I’m the first person to admit that I get a nervous wreck before chemo. Especially this one. So I offer up that sometimes I don’t know if I’m unwell because I really am unwell, or if it’s all in my head. I missed the second cycle of Gemcitabine last time so had no idea of knowing what it would be like and it was getting to me.
And I still don’t know what the second cycle of chemo is like!
Last night I woke up at 3am feeling the worst nausea ever and promptly threw my guts up. Popped an anti-nausea and went back to sleep. But this morning I was still nauseous. Managed to eat some breakfast, took my antibiotic and then Ell’s Mum, Jennie and I were off to the cancer centre. This time I asked to see the doctor on staff because my stomach was cramping so badly.
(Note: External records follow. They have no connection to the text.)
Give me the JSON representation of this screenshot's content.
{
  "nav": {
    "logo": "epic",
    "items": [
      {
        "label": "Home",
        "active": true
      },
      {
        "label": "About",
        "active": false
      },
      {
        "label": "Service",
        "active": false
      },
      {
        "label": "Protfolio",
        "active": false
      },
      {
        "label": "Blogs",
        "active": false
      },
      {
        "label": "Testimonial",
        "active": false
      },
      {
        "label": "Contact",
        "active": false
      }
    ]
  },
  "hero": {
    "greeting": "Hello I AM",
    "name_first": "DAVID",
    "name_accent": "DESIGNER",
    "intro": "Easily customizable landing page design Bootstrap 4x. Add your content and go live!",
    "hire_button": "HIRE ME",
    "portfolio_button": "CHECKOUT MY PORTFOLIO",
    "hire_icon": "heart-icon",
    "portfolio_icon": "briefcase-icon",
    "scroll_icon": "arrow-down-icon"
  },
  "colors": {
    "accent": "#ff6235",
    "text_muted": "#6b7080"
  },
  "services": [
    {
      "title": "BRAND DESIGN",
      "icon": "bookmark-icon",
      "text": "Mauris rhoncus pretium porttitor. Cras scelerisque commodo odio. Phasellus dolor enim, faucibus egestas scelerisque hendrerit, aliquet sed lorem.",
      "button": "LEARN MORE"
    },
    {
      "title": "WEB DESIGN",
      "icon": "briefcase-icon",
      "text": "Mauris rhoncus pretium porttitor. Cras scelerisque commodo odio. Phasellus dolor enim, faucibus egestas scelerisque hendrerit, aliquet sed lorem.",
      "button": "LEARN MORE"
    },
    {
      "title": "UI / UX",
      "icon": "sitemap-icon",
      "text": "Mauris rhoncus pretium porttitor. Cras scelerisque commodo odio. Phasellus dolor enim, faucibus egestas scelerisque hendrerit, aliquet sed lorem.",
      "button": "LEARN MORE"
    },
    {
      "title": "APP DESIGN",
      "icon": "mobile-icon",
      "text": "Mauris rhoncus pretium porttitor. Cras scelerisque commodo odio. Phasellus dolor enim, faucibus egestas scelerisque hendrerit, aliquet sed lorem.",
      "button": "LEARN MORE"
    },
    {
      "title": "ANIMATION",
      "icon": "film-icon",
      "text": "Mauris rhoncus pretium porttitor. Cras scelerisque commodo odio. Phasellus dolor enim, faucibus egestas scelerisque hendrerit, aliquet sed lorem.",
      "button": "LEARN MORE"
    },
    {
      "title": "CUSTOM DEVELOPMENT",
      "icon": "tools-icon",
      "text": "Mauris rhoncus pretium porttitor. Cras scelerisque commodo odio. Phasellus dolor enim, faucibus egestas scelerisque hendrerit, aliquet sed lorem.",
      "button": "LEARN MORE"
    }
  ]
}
They did all the things they do and after again throwing up a few times in the bathroom they worked out that somehow I’m neutropenic and I have two viruses on board (discovered in my wee). Oh and had a fever that I didn’t even notice!?
But of course I ended up at the hospital thinking I was going to have chemo and ended up having 3 separate needles for blood tests plus an injection in my stomach to try to raise my white blood counts only for them to end up cancelling my chemo.
I have new anti-nausea meds and I’m supposed to keep taking my antibiotic and come back on Friday and do it all again!
This is the worst part of this whole process. The constant waiting, the wondering, the stress and pain of all the needles. I was so exhausted from it all that when I got home I fell asleep for a bit. I can eat now and feel much better then I did this morning. But gosh I’m exhausted!!!